Certains bureaux du gouvernement sont encore aux prises avec des problèmes qui datent d’avant la pandémie, comme les chauves-souris, les punaises de lit, l’amiante et autres. Des fonctionnaires ont affirmé avoir été forcés de se présenter sur place et avoir dû travailler à même le sol, dans des salles à manger ou à des postes de travail mal équipés.
Il n’y a aucune indication claire de la manière dont les divers besoins en matière d’adaptation, sans oublier les problèmes de santé et de sécurité, seront gérés. Ce qui est clair, c’est que rien ne justifie de renvoyer les fonctionnaires dans ces conditions alors que de meilleures options sont facilement envisageables.
Enfin, une approche plus souple du télétravail et du travail hybride offrirait au gouvernement une rare occasion d’atteindre d’autres objectifs, notamment la réduction des émissions de gaz à effet de serre, la conversion d’immeubles de bureaux en logements abordables, dont le besoin se fait cruellement sentir, la souplesse pour les fonctionnaires qui doivent assurer des soins à domicile, la croissance économique dans les régions éloignées grâce à l’expansion de la fonction publique en dehors de la région de la capitale nationale, le recrutement et le maintien en poste des meilleurs éléments et la réduction importante des dépenses de fonctionnement.

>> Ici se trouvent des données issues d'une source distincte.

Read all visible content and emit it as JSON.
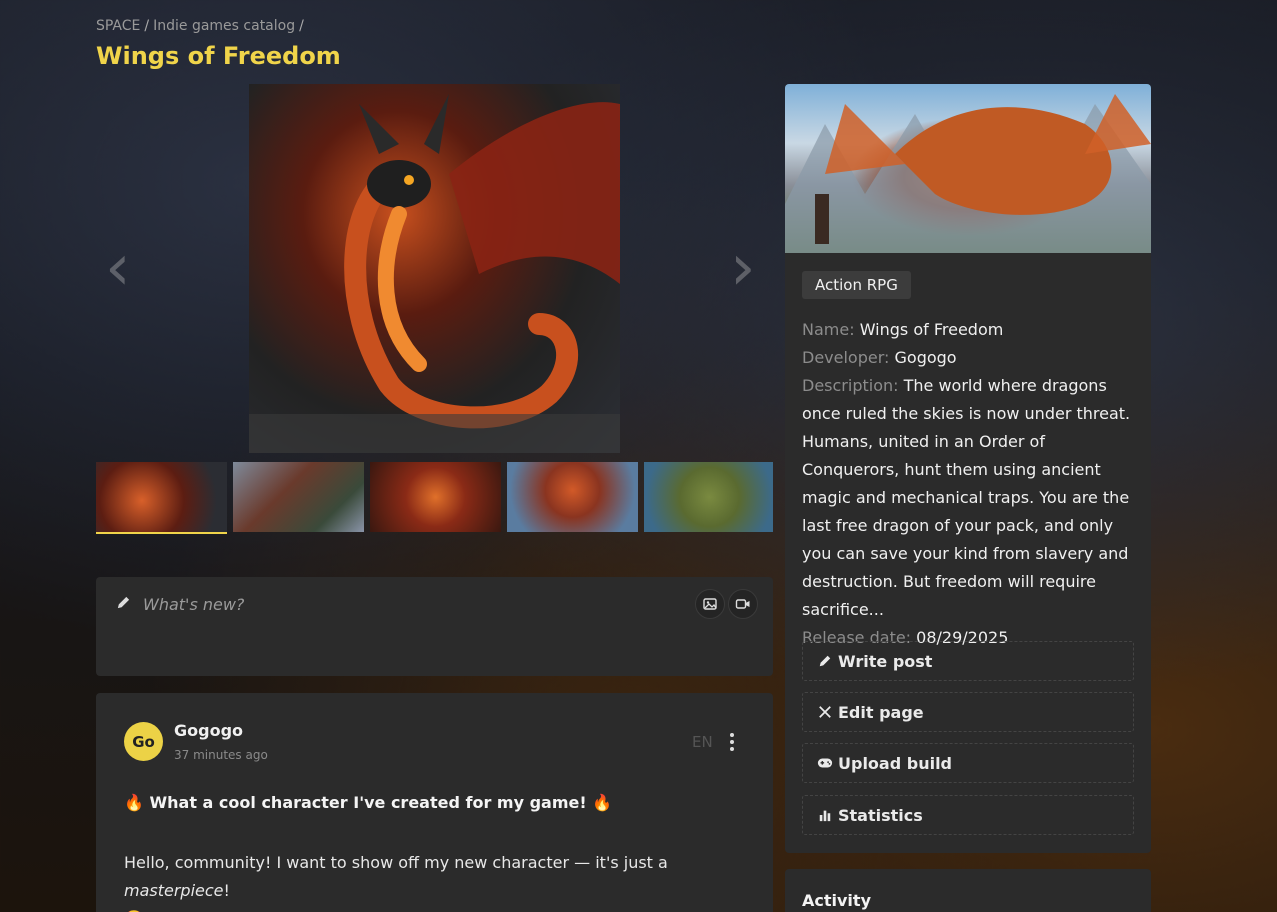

Le plan n’a aucun sens du point de vue de la logistique, de la santé et de la sécurité, de la productivité, et il va également à l’encontre des objectifs mêmes du gouvernement. Or, le gouvernement a l’occasion de créer un milieu de travail plus moderne et plus équitable; un milieu de travail qui permet au secteur public canadien de devenir un employeur de choix.
Nous exhortons le gouvernement fédéral à reconsidérer sa position et à engager un dialogue constructif avec le personnel et les syndicats, pour concevoir un plan de retour sur les lieux de travail meilleur, plus sûr et plus raisonnable.